「発達障害を治す」ために10万円以上の入会金
──親はもう、自衛するしかないですね。
成田:そうなのですよ。だからこそ、親御さんには根拠に基づかない不安に踊らされてほしくないという危機感は医者として強く持っています。発達障害を疑われる子どもは、「治す」というより、生活リズムを確立すると症状が改善するケースがかなり多いのです。
人間が大人になっていく上では、脳の発達が極めて重要です。「発達障害かも」と疑われる子どもの中には、生活リズムの乱れに起因して、脳の発達が遅れている子どもがたくさんいます。
今はネットで簡単に調べられる発達障害のチェックリストのようなものが出回ってしまっています。こうした情報に安易に飛びつくと、学習・行動面で問題が起きている本当の原因である「生活習慣の改善」にまで頭が回らず、即効性があるように思ってしまう薬に頼りがちなのです。
一人の医者としての意見ですが、必要ない投薬というのは、基本的に行うべきではないと思います。私自身、小学校4年生未満の子どもには薬を処方しませんし、4年生以上でも、親ではなく子どもの同意がなければ基本的には薬は出しません。

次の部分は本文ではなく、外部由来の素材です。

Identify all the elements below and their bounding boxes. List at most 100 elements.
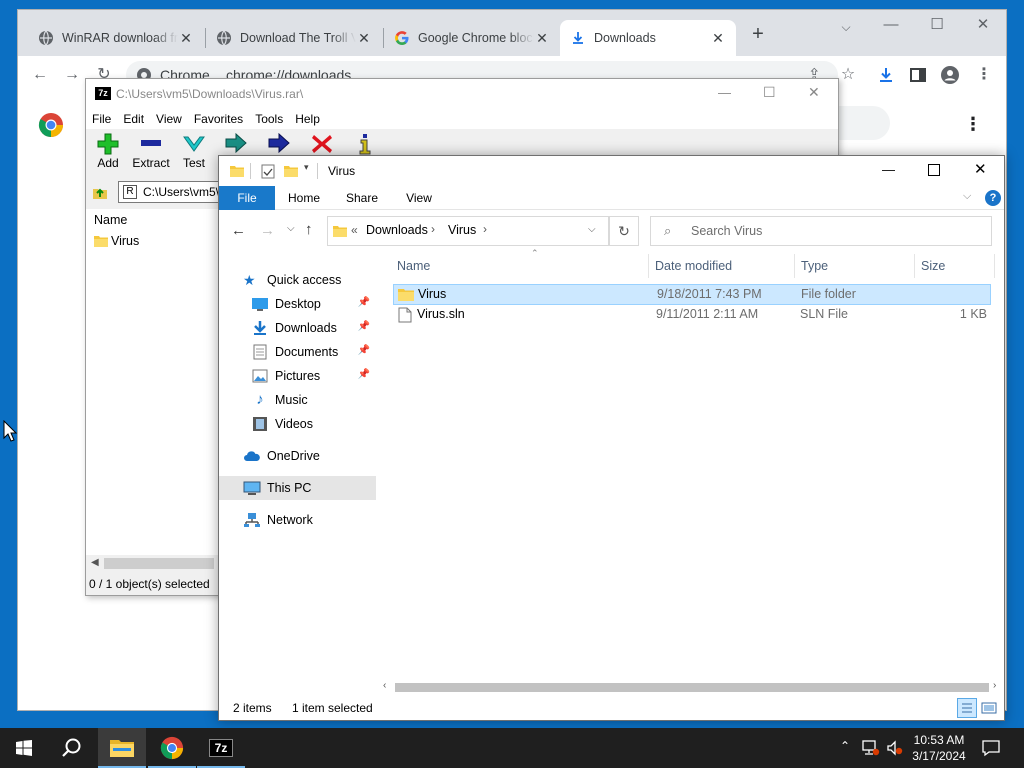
search-button[interactable] — [48, 728, 96, 768]
menu-file[interactable]: File — [86, 109, 117, 129]
details-view-icon[interactable] — [957, 698, 977, 718]
horizontal-scrollbar[interactable]: ‹ › — [381, 680, 1004, 694]
crumb-chevron-icon[interactable]: › — [483, 222, 487, 236]
extract-button[interactable]: Extract — [129, 131, 173, 170]
menu-tools[interactable]: Tools — [249, 109, 289, 129]
properties-icon[interactable] — [261, 164, 275, 179]
close-icon[interactable]: ✕ — [960, 10, 1006, 40]
tab-close-icon[interactable]: ✕ — [356, 30, 372, 47]
column-header-date[interactable]: Date modified — [649, 254, 795, 278]
pin-icon[interactable]: 📌 — [358, 297, 370, 308]
notifications-icon[interactable] — [982, 739, 1000, 757]
column-header-type[interactable]: Type — [795, 254, 915, 278]
volume-muted-icon[interactable] — [886, 740, 904, 756]
tab-troll-virus[interactable]: Download The Troll Virus ✕ — [206, 20, 382, 56]
large-icons-view-icon[interactable] — [981, 700, 997, 716]
show-hidden-icons-chevron-icon[interactable]: ⌃ — [840, 739, 850, 753]
nav-downloads[interactable]: Downloads 📌 — [219, 316, 376, 340]
info-button[interactable] — [343, 131, 387, 156]
menu-edit[interactable]: Edit — [117, 109, 150, 129]
address-crumb-downloads[interactable]: Downloads — [366, 223, 428, 237]
bookmark-star-icon[interactable]: ☆ — [838, 65, 858, 85]
nav-this-pc[interactable]: This PC — [219, 476, 376, 500]
explorer-search[interactable]: ⌕ Search Virus — [650, 216, 992, 246]
scrollbar-thumb[interactable] — [395, 683, 989, 692]
pin-icon[interactable]: 📌 — [358, 369, 370, 380]
new-tab-icon[interactable]: + — [748, 24, 768, 44]
address-overflow[interactable]: « — [351, 223, 358, 237]
scroll-left-icon[interactable]: ‹ — [383, 680, 386, 691]
nav-onedrive[interactable]: OneDrive — [219, 444, 376, 468]
new-folder-icon[interactable] — [283, 163, 299, 179]
nav-network[interactable]: Network — [219, 508, 376, 532]
move-button[interactable] — [257, 131, 301, 156]
up-folder-icon[interactable] — [92, 184, 108, 200]
nav-documents[interactable]: Documents 📌 — [219, 340, 376, 364]
table-row-selected[interactable]: Virus 9/18/2011 7:43 PM File folder — [393, 284, 991, 305]
column-header-name[interactable]: Name — [391, 254, 649, 278]
help-icon[interactable]: ? — [985, 190, 1001, 206]
qat-dropdown-icon[interactable]: ▾ — [304, 162, 309, 173]
ribbon-tab-home[interactable]: Home — [281, 186, 327, 210]
menu-view[interactable]: View — [150, 109, 188, 129]
close-icon[interactable]: ✕ — [974, 160, 987, 178]
tab-google-blocks[interactable]: Google Chrome blocks downloads ✕ — [384, 20, 560, 56]
scrollbar-thumb[interactable] — [104, 558, 214, 569]
forward-icon[interactable]: → — [260, 222, 275, 239]
nav-music[interactable]: ♪ Music — [219, 388, 376, 412]
maximize-icon[interactable] — [928, 164, 940, 176]
tab-close-icon[interactable]: ✕ — [178, 30, 194, 47]
minimize-icon[interactable]: — — [868, 10, 914, 40]
copy-button[interactable] — [214, 131, 258, 156]
nav-desktop[interactable]: Desktop 📌 — [219, 292, 376, 316]
back-icon[interactable]: ← — [30, 65, 50, 85]
taskbar-7zip[interactable]: 7z — [197, 728, 245, 768]
start-button[interactable] — [0, 728, 48, 768]
kebab-menu-icon[interactable]: ⋮ — [974, 65, 994, 85]
back-icon[interactable]: ← — [231, 222, 246, 239]
menu-favorites[interactable]: Favorites — [188, 109, 249, 129]
table-row[interactable]: Virus.sln 9/11/2011 2:11 AM SLN File 1 K… — [393, 305, 991, 326]
minimize-icon[interactable]: — — [718, 85, 731, 100]
network-status-icon[interactable] — [862, 740, 880, 756]
menu-help[interactable]: Help — [289, 109, 326, 129]
nav-pictures[interactable]: Pictures 📌 — [219, 364, 376, 388]
maximize-icon[interactable]: ☐ — [763, 84, 776, 101]
add-button[interactable]: Add — [86, 131, 130, 170]
tab-close-icon[interactable]: ✕ — [710, 30, 726, 47]
explorer-address-bar[interactable]: « Downloads › Virus › ⌵ — [327, 216, 609, 246]
taskbar-chrome[interactable] — [148, 728, 196, 768]
close-icon[interactable]: ✕ — [808, 84, 820, 101]
forward-icon[interactable]: → — [62, 65, 82, 85]
address-dropdown-icon[interactable]: ⌵ — [588, 224, 596, 235]
ribbon-expand-chevron-icon[interactable]: ⌵ — [963, 190, 971, 203]
profile-icon[interactable] — [940, 65, 960, 85]
pin-icon[interactable]: 📌 — [358, 321, 370, 332]
side-panel-icon[interactable] — [908, 65, 928, 85]
ribbon-tab-share[interactable]: Share — [339, 186, 385, 210]
column-header-size[interactable]: Size — [915, 254, 995, 278]
address-crumb-virus[interactable]: Virus — [448, 223, 476, 237]
taskbar-file-explorer[interactable] — [98, 728, 146, 768]
ribbon-tab-view[interactable]: View — [396, 186, 442, 210]
nav-videos[interactable]: Videos — [219, 412, 376, 436]
maximize-icon[interactable]: ☐ — [914, 10, 960, 40]
refresh-icon[interactable]: ↻ — [609, 216, 639, 246]
minimize-icon[interactable]: — — [882, 162, 895, 177]
tab-close-icon[interactable]: ✕ — [534, 30, 550, 47]
up-icon[interactable]: ↑ — [305, 221, 313, 238]
pin-icon[interactable]: 📌 — [358, 345, 370, 356]
recent-locations-icon[interactable]: ⌵ — [287, 223, 295, 234]
tab-downloads[interactable]: Downloads ✕ — [560, 20, 736, 56]
ribbon-tab-file[interactable]: File — [219, 186, 275, 210]
test-button[interactable]: Test — [172, 131, 216, 170]
list-item[interactable]: Virus — [94, 234, 139, 248]
tab-search-chevron-icon[interactable]: ⌵ — [823, 12, 869, 42]
nav-quick-access[interactable]: ★ Quick access — [219, 268, 376, 292]
column-name-header[interactable]: Name — [94, 213, 127, 227]
tab-winrar[interactable]: WinRAR download free and support: WinRAR… — [28, 20, 204, 56]
horizontal-scrollbar[interactable]: ◀ — [86, 555, 218, 572]
scroll-left-icon[interactable]: ◀ — [91, 557, 99, 568]
clock[interactable]: 10:53 AM 3/17/2024 — [906, 732, 972, 764]
scroll-right-icon[interactable]: › — [993, 680, 996, 691]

対処療法よりも、生活習慣の改善という根本を治すのが先決だからです。
リタリンの乱用がアメリカで大問題になったのも、製薬会社にとってその商品がコストに見合って大量生産できるドル箱だったという意味合いが強いのです。
──発達障害が、一つのビジネスになっている可能性があると。
成田:実際に、私のところにもある団体から講演会のオファーが来て、破格の報酬を提示されたことがあります。怪しいなと思って団体を調べてみると「子どもの発達障害を治療します」とうたっている組織で、子ども1人あたりの入会金が10万円以上でした。もちろん講演は断りましたが、そういったかなりグレーな営利団体も存在するのです。
あるいは発達障害の子どもはギフテッドである可能性が高いから、お子さんを天才にさせますよなどと言って、非常に高額な月謝を請求する塾もあります。くれぐれも気をつけていただきたいと思います。